Notons tout d’abord que de bons arguments économiques plaident pour une “taxation des licenciements” qui contribuerait à rapprocher le coût d’un licenciement pour l’employeur de son coût social. Un travailleur licencié perçoit une indemnité de licenciement que l’entreprise lui verse, mais aussi des allocations chômage que la collectivité tout entière finance ; l’entreprise ne supporte de ce fait qu’une partie du coût d’un licenciement pour la collectivité, et il en résulte que les employeurs ont trop souvent recours aux licenciements.

Le lecteur averti aura sans doute perçu l’analogie entre ce raisonnement et le principe pollueur-payeur qui est très généralement admis aujourd’hui : une entreprise qui rejette des effluents prendra mieux  en compte les dommages qu’elle inflige à l’environnement  si elle doit payer un impôt qui reflète l’importance de ces dommages. Des économistes célèbres de tous horizons (de Martin Feldstein, qui conseilla le président Reagan, à Olivier Blanchard et Jean Tirole) se sont déclarés en faveur d’une taxation des licenciements ; et les Etats-Unis, comme nombre d’autres pays, majorent les cotisations à l’assurance chômage des entreprises qui ont licencié plus d’employés.

La référence au versement de dividendes, comme en général à la profitabilité de l’entreprise, est plus problématique. Qu’une entreprise appartienne à une seule personne ou à une multitude d’actionnaires, ses propriétaires pourraient investir leur argent ailleurs, par exemple dans des emprunts d’Etat. Le profit des entreprises doit donc garantir aux investisseurs un taux de rendement au moins égal à celui des bons du Trésor ; et comme investir dans une entreprise est beaucoup plus risqué qu’acheter un emprunt d’Etat, le taux de rendement doit en fait être nettement supérieur. Poussons le raisonnement : il est plus risqué d’investir dans une “start up” que dans une grande entreprise établie comme France Télécom, parce que de nombreuses start ups font faillite avant de dégager le moindre profit ; il faut donc que celles qui survivent réalisent des profits plus élevés  que France Télécom. Faut-il les pénaliser plus si elles licencient, et donc décourager les investisseurs de financer les petites entreprises innovantes  ? Ou faudra-t-il que les tribunaux décident que la profitabilité élevée de l’entreprise X est légitime, tandis que celle, plus basse, de l’entreprise Y ne l’est pas ?  Le droit du travail confie déjà aux juges la tâche de décider si des licenciements économiques sont nécessaires pour sauvegarder la compétitivité de l’entreprise plutôt que pour accroître ses profits. C’est déjà beaucoup leur demander ;  faire  un pas supplémentaire dans cette direction me paraît dangereux.

La notion de “sites rentables” (probablement inspirée par les aciéries de Florange) introduit une complication supplémentaire.
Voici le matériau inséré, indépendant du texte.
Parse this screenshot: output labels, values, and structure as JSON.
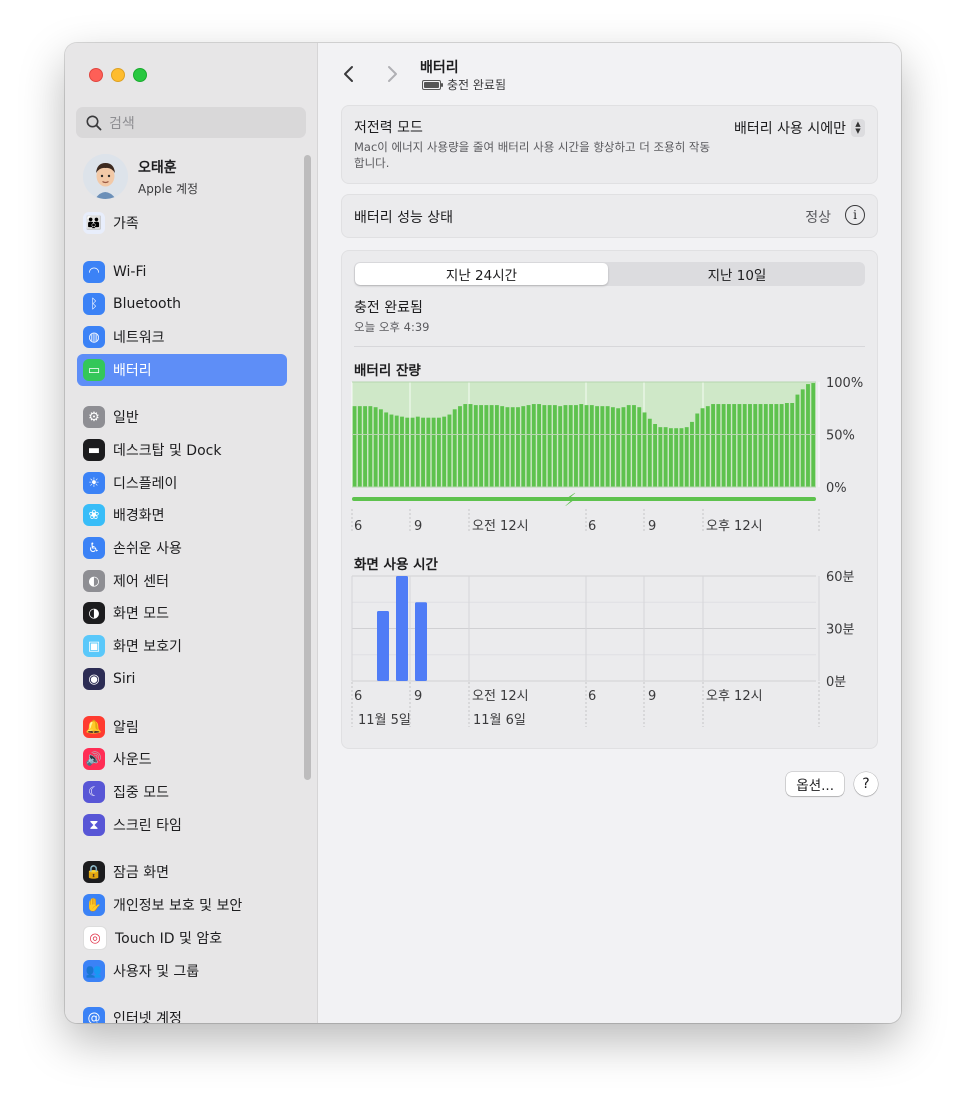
{
  "sidebar": {
    "search_placeholder": "검색",
    "profile": {
      "name": "오태훈",
      "subtitle": "Apple 계정"
    },
    "items": [
      {
        "label": "가족",
        "icon": "family-icon",
        "color": "#e8eefc"
      },
      {
        "label": "Wi-Fi",
        "icon": "wifi-icon",
        "color": "#3b82f6"
      },
      {
        "label": "Bluetooth",
        "icon": "bluetooth-icon",
        "color": "#3b82f6"
      },
      {
        "label": "네트워크",
        "icon": "globe-icon",
        "color": "#3b82f6"
      },
      {
        "label": "배터리",
        "icon": "battery-icon",
        "color": "#34c759",
        "active": true
      },
      {
        "label": "일반",
        "icon": "gear-icon",
        "color": "#8e8e93"
      },
      {
        "label": "데스크탑 및 Dock",
        "icon": "dock-icon",
        "color": "#1c1c1e"
      },
      {
        "label": "디스플레이",
        "icon": "display-icon",
        "color": "#3b82f6"
      },
      {
        "label": "배경화면",
        "icon": "wallpaper-icon",
        "color": "#38bdf8"
      },
      {
        "label": "손쉬운 사용",
        "icon": "accessibility-icon",
        "color": "#3b82f6"
      },
      {
        "label": "제어 센터",
        "icon": "control-center-icon",
        "color": "#8e8e93"
      },
      {
        "label": "화면 모드",
        "icon": "appearance-icon",
        "color": "#1c1c1e"
      },
      {
        "label": "화면 보호기",
        "icon": "screensaver-icon",
        "color": "#5ac8fa"
      },
      {
        "label": "Siri",
        "icon": "siri-icon",
        "color": "#2c2c54"
      },
      {
        "label": "알림",
        "icon": "notifications-icon",
        "color": "#ff3b30"
      },
      {
        "label": "사운드",
        "icon": "sound-icon",
        "color": "#ff2d55"
      },
      {
        "label": "집중 모드",
        "icon": "focus-icon",
        "color": "#5856d6"
      },
      {
        "label": "스크린 타임",
        "icon": "screen-time-icon",
        "color": "#5856d6"
      },
      {
        "label": "잠금 화면",
        "icon": "lock-icon",
        "color": "#1c1c1e"
      },
      {
        "label": "개인정보 보호 및 보안",
        "icon": "privacy-hand-icon",
        "color": "#3b82f6"
      },
      {
        "label": "Touch ID 및 암호",
        "icon": "fingerprint-icon",
        "color": "#ffffff"
      },
      {
        "label": "사용자 및 그룹",
        "icon": "users-icon",
        "color": "#3b82f6"
      },
      {
        "label": "인터넷 계정",
        "icon": "at-icon",
        "color": "#3b82f6"
      }
    ]
  },
  "header": {
    "title": "배터리",
    "subtitle": "충전 완료됨"
  },
  "low_power": {
    "title": "저전력 모드",
    "description": "Mac이 에너지 사용량을 줄여 배터리 사용 시간을 향상하고 더 조용히 작동합니다.",
    "value": "배터리 사용 시에만"
  },
  "health": {
    "label": "배터리 성능 상태",
    "value": "정상"
  },
  "tabs": {
    "last24": "지난 24시간",
    "last10": "지난 10일"
  },
  "status": {
    "title": "충전 완료됨",
    "time": "오늘 오후 4:39"
  },
  "labels": {
    "battery_level": "배터리 잔량",
    "screen_time": "화면 사용 시간",
    "x_ticks": [
      "6",
      "9",
      "오전 12시",
      "6",
      "9",
      "오후 12시"
    ],
    "dates": [
      "11월 5일",
      "11월 6일"
    ]
  },
  "chart_data": [
    {
      "type": "bar",
      "title": "배터리 잔량",
      "y_ticks": [
        "100%",
        "50%",
        "0%"
      ],
      "ylim": [
        0,
        100
      ],
      "x_ticks": [
        "6",
        "9",
        "오전 12시",
        "6",
        "9",
        "오후 12시"
      ],
      "values": [
        77,
        77,
        77,
        77,
        76,
        74,
        71,
        69,
        68,
        67,
        66,
        66,
        67,
        66,
        66,
        66,
        66,
        67,
        69,
        74,
        77,
        79,
        79,
        78,
        78,
        78,
        78,
        78,
        77,
        76,
        76,
        76,
        77,
        78,
        79,
        79,
        78,
        78,
        78,
        77,
        78,
        78,
        78,
        79,
        78,
        78,
        77,
        77,
        77,
        76,
        75,
        76,
        78,
        78,
        76,
        71,
        65,
        60,
        57,
        57,
        56,
        56,
        56,
        57,
        62,
        70,
        75,
        77,
        79,
        79,
        79,
        79,
        79,
        79,
        79,
        79,
        79,
        79,
        79,
        79,
        79,
        79,
        80,
        80,
        88,
        93,
        98,
        99
      ],
      "charging_indicator": "lightning-icon"
    },
    {
      "type": "bar",
      "title": "화면 사용 시간",
      "y_ticks": [
        "60분",
        "30분",
        "0분"
      ],
      "ylim": [
        0,
        60
      ],
      "x_ticks": [
        "6",
        "9",
        "오전 12시",
        "6",
        "9",
        "오후 12시"
      ],
      "categories": [
        "6",
        "7",
        "8"
      ],
      "values": [
        40,
        60,
        45
      ],
      "dates": [
        "11월 5일",
        "11월 6일"
      ],
      "bar_color": "#4f7cf6"
    }
  ],
  "buttons": {
    "options": "옵션...",
    "help": "?"
  },
  "colors": {
    "accent": "#5e8ef7",
    "battery_green": "#5ec24e",
    "battery_bg": "#cfe8c8"
  }
}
Cette distinction entre sites d’une même entreprise  devrait aboutir à pénaliser les licenciements sur certains sites d’une entreprise qui fait des pertes, ou à ne pas pénaliser certains licenciements d’une entreprise  profitable. Mais si la profitabilité d’une entreprise correspond bien à un concept comptable, la rentabilité d’un site est très difficile à appréhender. Si le site A tranforme des biens produits par le site B de la même entreprise,  la valeur de la forme intermédiaire de ces produits contribue positivement à la “rentabilité” du site B, et négativement à celle du site A.  Mais il faudra mesurer cette valeur… C‘est au moins concevable s’il s’agit de produits  couramment échangés sur un marché,  auxquels on peut affecter un prix (avec quelle marge de profit ?)  ; ce sera beaucoup plus difficile pour des pièces “ad hoc”, spécifiques au produit final vendu par l’entreprise. Il faudra cette fois que les tribunaux reconstituent tout un système de prix ! Les spécialistes de ce type de contentieux doivent se frotter les mains.